Design Question

Design Question

Old forum URL: forums.lhotka.net/forums/t/5694.aspx


cdkisa posted on Wednesday, October 29, 2008

Hi,

I have a situation where I need to implement a common set of fields/properties that would be really useful in a base class that the majority of my objects would inherit.

The fields/properties simply are: whoCreated, whenCreated, whoLastChanged, whenLastChanged.

My question is how to implement this in the design so that I can inherit from a base class with this functionality and also use the BusinessBase<> class?

I don't want to use an interface since the logic is always the same for each instance that uses it. However, I am not discounting the fact that I may need to.

Cheers,
cdkisa

rsbaker0 replied on Wednesday, October 29, 2008

We have this exact same set of 4 fields (different names, same use)

I used a combination of an 2 interfaces and reflection. All of our BO's inherit from a class that knows how to manage the auditing functionality, but not all the BO's actually have the fields.

The first interface was empty, mainly designed just for testing the derived class to see if it wanted changes audited.
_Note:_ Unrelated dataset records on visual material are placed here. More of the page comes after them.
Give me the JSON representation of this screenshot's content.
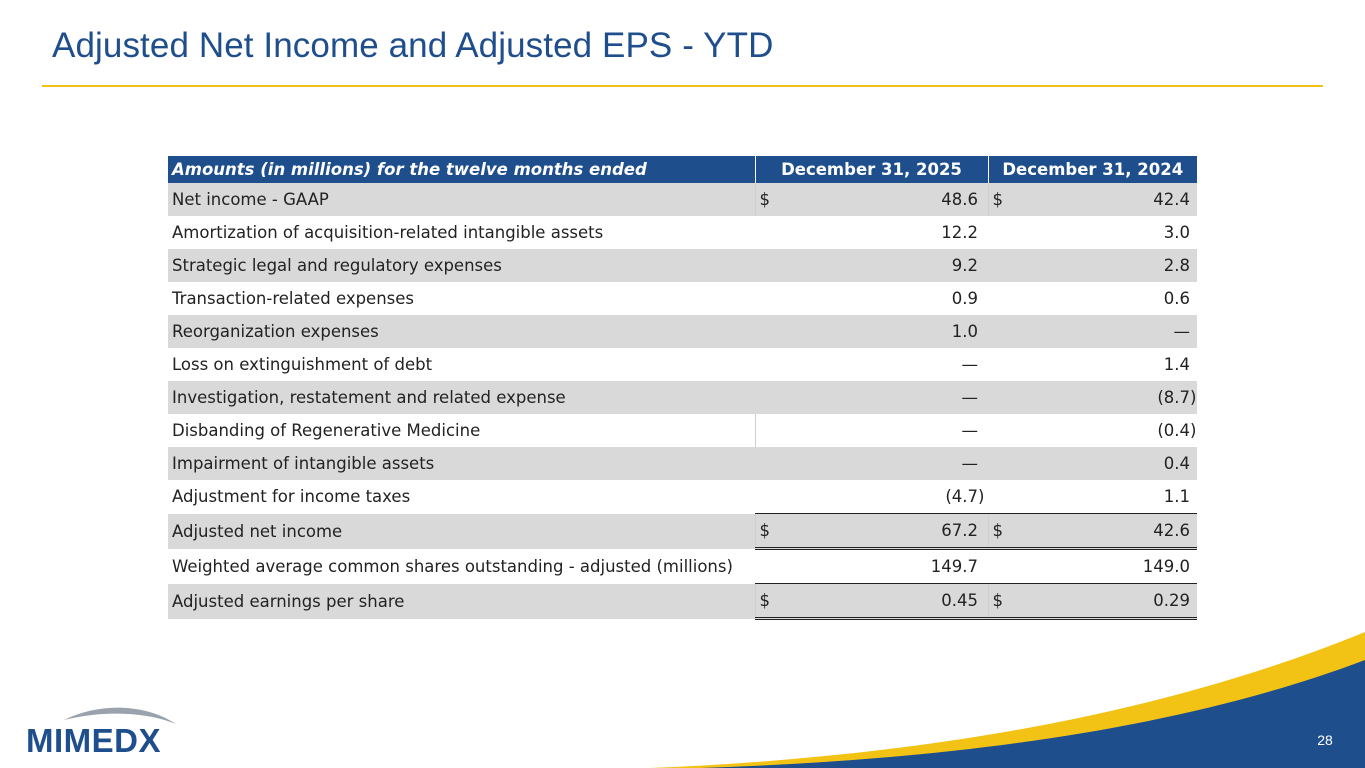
{
  "slide": {
    "title": "Adjusted Net Income and Adjusted EPS - YTD",
    "page_number": "28",
    "logo_text": "MIMEDX"
  },
  "colors": {
    "brand_blue": "#1f4e8c",
    "accent_yellow": "#f2c315",
    "row_shade": "#d9d9d9"
  },
  "table": {
    "header": {
      "label": "Amounts (in millions) for the twelve months ended",
      "col1": "December 31, 2025",
      "col2": "December 31, 2024"
    },
    "rows": [
      {
        "label": "Net income - GAAP",
        "d1": "$",
        "v1": "48.6",
        "p1": "",
        "d2": "$",
        "v2": "42.4",
        "p2": ""
      },
      {
        "label": "Amortization of acquisition-related intangible assets",
        "d1": "",
        "v1": "12.2",
        "p1": "",
        "d2": "",
        "v2": "3.0",
        "p2": ""
      },
      {
        "label": "Strategic legal and regulatory expenses",
        "d1": "",
        "v1": "9.2",
        "p1": "",
        "d2": "",
        "v2": "2.8",
        "p2": ""
      },
      {
        "label": "Transaction-related expenses",
        "d1": "",
        "v1": "0.9",
        "p1": "",
        "d2": "",
        "v2": "0.6",
        "p2": ""
      },
      {
        "label": "Reorganization expenses",
        "d1": "",
        "v1": "1.0",
        "p1": "",
        "d2": "",
        "v2": "—",
        "p2": ""
      },
      {
        "label": "Loss on extinguishment of debt",
        "d1": "",
        "v1": "—",
        "p1": "",
        "d2": "",
        "v2": "1.4",
        "p2": ""
      },
      {
        "label": "Investigation, restatement and related expense",
        "d1": "",
        "v1": "—",
        "p1": "",
        "d2": "",
        "v2": "(8.7",
        "p2": ")"
      },
      {
        "label": "Disbanding of Regenerative Medicine",
        "d1": "",
        "v1": "—",
        "p1": "",
        "d2": "",
        "v2": "(0.4",
        "p2": ")"
      },
      {
        "label": "Impairment of intangible assets",
        "d1": "",
        "v1": "—",
        "p1": "",
        "d2": "",
        "v2": "0.4",
        "p2": ""
      },
      {
        "label": "Adjustment for income taxes",
        "d1": "",
        "v1": "(4.7",
        "p1": ")",
        "d2": "",
        "v2": "1.1",
        "p2": ""
      },
      {
        "label": "Adjusted net income",
        "d1": "$",
        "v1": "67.2",
        "p1": "",
        "d2": "$",
        "v2": "42.6",
        "p2": ""
      },
      {
        "label": "Weighted average common shares outstanding - adjusted (millions)",
        "d1": "",
        "v1": "149.7",
        "p1": "",
        "d2": "",
        "v2": "149.0",
        "p2": ""
      },
      {
        "label": "Adjusted earnings per share",
        "d1": "$",
        "v1": "0.45",
        "p1": "",
        "d2": "$",
        "v2": "0.29",
        "p2": ""
      }
    ]
  }
}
The second interface was optional is just for indicating the values of the field names if they happen to not match the default names, which was true of some of our legacy objects.

So, the common base class can manage updating of the fields when an object is created or changed, even though the properties themselves reside in the low level object.

We did this before CSLA introduced managed properties though. I suspect it would be fairly simple now to just put the properties in the common Base class.

I get the impression that inheritance is something of a can of worms with regards to the static property registration. Seach for "_dummy" for details.

ajj3085 replied on Wednesday, October 29, 2008

I just have a base class which subclasses BusinessBase<T>.  It provides a common way for all BOs to manage this information.  I also have an interface on my Linq classes to allow the BO to properly set fields in the database.

cdkisa replied on Wednesday, October 29, 2008

Thanks for the quick replies!!

To subclass would look something like this right (using generics):

public class MyBusinessBase<T> : BusinessBase<MyBusinessBase<T>>
{
    private string _whoCreated;
    private SmartDate _whenCreated;
    private string _whoLastChanged;
    private SmartDate _whoLastChanged;

    public string WhoCreated{ get; set; }

etc...
}

Cheers,

cdkisa

ajj3085 replied on Wednesday, October 29, 2008

More less that's what I have.  I actually created methods, SetCreated, SetLastModified, to properly set the created by / last modified user.  I also have helper methods for manipulating the Linq data objects as well.

Of course, you need to build what will work best for you, and only you know that. Smile [:)]

cdkisa replied on Wednesday, October 29, 2008

Thanks for your help.

rsbaker0 replied on Wednesday, October 29, 2008

This is probably better...

public class MyBusinessBase<T> : BusinessBase<T>  where T: MyBusinessBase<T>

For example, you want the "Save" method in BusinessBase<T> to return a T, not MyBusinessBase<T>.

And since this declaration constrains T to be a MyBusinessBase<T>, you have the "is a" relationship between your base and derived classes properly established so BusinessBase will accept T as a generic parameter.